Re: [PATCH 1/8] drm/sched: Convert drm scheduler to use a work queue rather than kthread

Christian König <christian.koenig@xxxxxxx> · Thu, 3 Aug 2023 16:56:07 +0200

Am 03.08.23 um 16:43 schrieb Matthew Brost:
On Thu, Aug 03, 2023 at 11:11:13AM +0100, Tvrtko Ursulin wrote:
On 01/08/2023 21:50, Matthew Brost wrote:
[SNIP]
   	sched->ops = ops;
   	sched->hw_submission_limit = hw_submission;
   	sched->name = name;
+	sched->run_wq = run_wq ? : system_wq;
I still think it is not nice to implicitly move everyone over to the shared
system wq. Maybe even more so with now one at a time execution, since effect
on latency can be even greater.

No one that has a stake in this has pushed back that I can recall. Open
to feedback stakeholders (maintainers of drivers that use the drm
scheduler).

No objections to using the system_wq here. Drivers can still pass in 
their own or simply use system_highpri_wq instead.

Additional to that the system_wq isn't single threaded, it will create 
as much threads as needed to fully utilize all CPUs.

  The i915 doesn't use the DRM scheduler last time I looked.
Has that changed?

Have you considered kthread_work as a backend? Maybe it would work to have
callers pass in a kthread_worker they create, or provide a drm_sched helper
to create one, which would then be passed to drm_sched_init.

That would enable per driver kthread_worker, or per device, or whatever
granularity each driver would want/need/desire.

driver init:
struct drm_sched_worker = drm_sched_create_worker(...);

queue/whatever init:
drm_sched_init(.., worker, ...);

This idea doesn't seem to work for varitey of reasons. Will type it out
if needed but not going to spend time on this unless someone with a
stake raises this as an issue.

Agree completely. kthread_work is for real time workers IIRC.

You could create one inside drm_sched_init if not passed in, which would
keep the behaviour for existing drivers more similar - they would still have
a 1:1 kthread context for their exclusive use.

Part of the idea of a work queue is so a user can't directly create a
kthread via an IOCTL (XE_EXEC_QUEUE_CREATE). What you suggesting exposes
this issue.

Yeah, prevent that is indeed a very good idea.

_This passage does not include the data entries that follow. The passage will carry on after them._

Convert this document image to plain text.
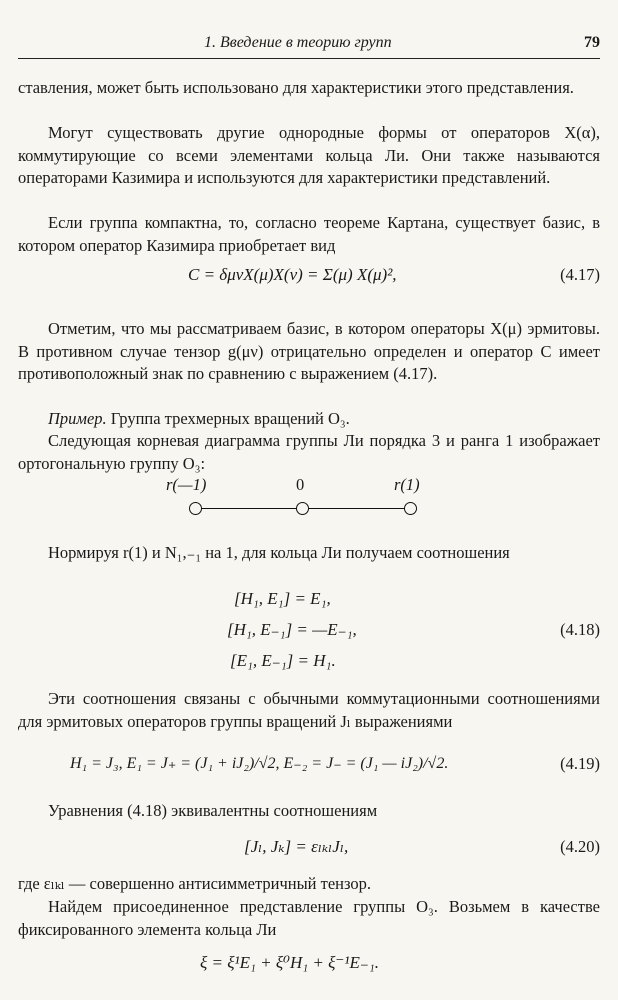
1. Введение в теорию групп	79

ставления, может быть использовано для характеристики этого представления.

Могут существовать другие однородные формы от операторов X(α), коммутирующие со всеми элементами кольца Ли. Они также называются операторами Казимира и используются для характеристики представлений.

Если группа компактна, то, согласно теореме Картана, существует базис, в котором оператор Казимира приобретает вид

C = δμνX(μ)X(ν) = Σ(μ) X(μ)²,	(4.17)

Отметим, что мы рассматриваем базис, в котором операторы X(μ) эрмитовы. В противном случае тензор g(μν) отрицательно определен и оператор C имеет противоположный знак по сравнению с выражением (4.17).

Пример. Группа трехмерных вращений O₃.

Следующая корневая диаграмма группы Ли порядка 3 и ранга 1 изображает ортогональную группу O₃:

r(—1)	0	r(1)

Нормируя r(1) и N₁,₋₁ на 1, для кольца Ли получаем соотношения

[H₁, E₁] = E₁,
[H₁, E₋₁] = —E₋₁,	(4.18)
[E₁, E₋₁] = H₁.

Эти соотношения связаны с обычными коммутационными соотношениями для эрмитовых операторов группы вращений Jₗ выражениями

H₁ = J₃, E₁ = J₊ = (J₁ + iJ₂)/√2, E₋₂ = J₋ = (J₁ — iJ₂)/√2.	(4.19)

Уравнения (4.18) эквивалентны соотношениям

[Jₗ, Jₖ] = εₗₖₗJₗ,	(4.20)

где εₗₖₗ — совершенно антисимметричный тензор.

Найдем присоединенное представление группы O₃. Возьмем в качестве фиксированного элемента кольца Ли

ξ = ξ¹E₁ + ξ⁰H₁ + ξ⁻¹E₋₁.
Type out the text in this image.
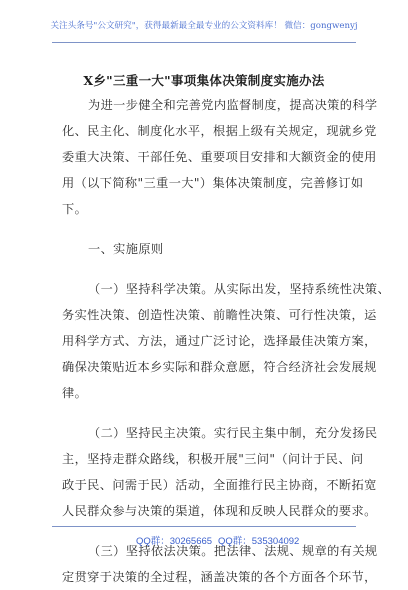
关注头条号"公文研究"，获得最新最全最专业的公文资料库！ 微信：gongwenyj
X乡"三重一大"事项集体决策制度实施办法
为进一步健全和完善党内监督制度，提高决策的科学
化、民主化、制度化水平，根据上级有关规定，现就乡党
委重大决策、干部任免、重要项目安排和大额资金的使用
用（以下简称"三重一大"）集体决策制度，完善修订如
下。
一、实施原则
（一）坚持科学决策。从实际出发，坚持系统性决策、
务实性决策、创造性决策、前瞻性决策、可行性决策，运
用科学方式、方法，通过广泛讨论，选择最佳决策方案，
确保决策贴近本乡实际和群众意愿，符合经济社会发展规
律。
（二）坚持民主决策。实行民主集中制，充分发扬民
主，坚持走群众路线，积极开展"三问"（问计于民、问
政于民、问需于民）活动，全面推行民主协商，不断拓宽
人民群众参与决策的渠道，体现和反映人民群众的要求。
（三）坚持依法决策。把法律、法规、规章的有关规
定贯穿于决策的全过程，涵盖决策的各个方面各个环节，
QQ群：30265665 QQ群：535304092
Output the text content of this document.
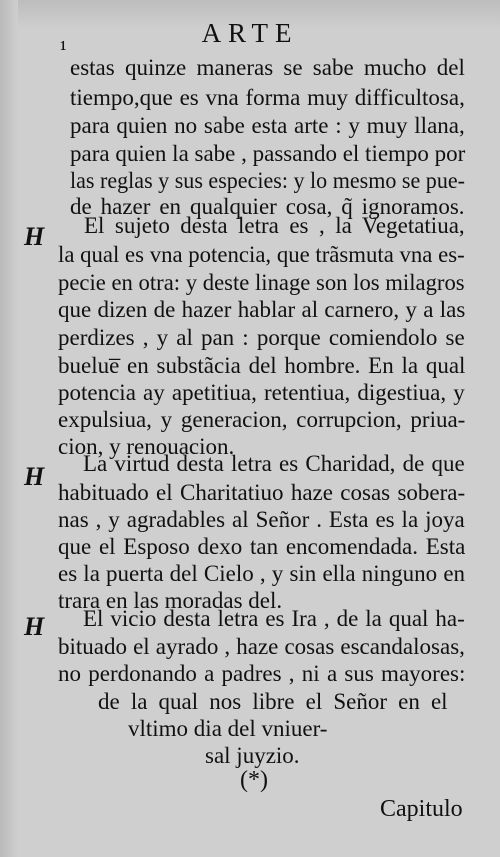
ARTE
¹
estas quinze maneras se sabe mucho del
tiempo,que es vna forma muy difficultosa,
para quien no sabe esta arte : y muy llana,
para quien la sabe , passando el tiempo por
las reglas y sus especies: y lo mesmo se pue-
de hazer en qualquier cosa, q̃ ignoramos.
El sujeto desta letra es , la Vegetatiua,
la qual es vna potencia, que trãsmuta vna es-
pecie en otra: y deste linage son los milagros
que dizen de hazer hablar al carnero, y a las
perdizes , y al pan : porque comiendolo se
buelue̅ en substãcia del hombre. En la qual
potencia ay apetitiua, retentiua, digestiua, y
expulsiua, y generacion, corrupcion, priua-
cion, y renouacion.
La virtud desta letra es Charidad, de que
habituado el Charitatiuo haze cosas sobera-
nas , y agradables al Señor . Esta es la joya
que el Esposo dexo tan encomendada. Esta
es la puerta del Cielo , y sin ella ninguno en
trara en las moradas del.
El vicio desta letra es Ira , de la qual ha-
bituado el ayrado , haze cosas escandalosas,
no perdonando a padres , ni a sus mayores:
de la qual nos libre el Señor en el
vltimo dia del vniuer-
sal juyzio.
H
H
H
(*)
Capitulo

And I *think* self-re-arming would be less problematic latency wise since
kthread_worker consumes everything queued without relinquishing control and
execution context would be guaranteed not to be shared with random system
stuff.

So this is essentially so we can use a loop? Seems like a lot effort for
what is pure speculation. Again if a stakeholder raises an issue we can
address then.

Instead of a loop what you usually do in the worker is to submit one 
item (if possible) and then re-queue yourself if there is more work to do.

This way you give others chance to run as well and/or cancel the work etc...

Christian.

Matt

Regards,

Tvrtko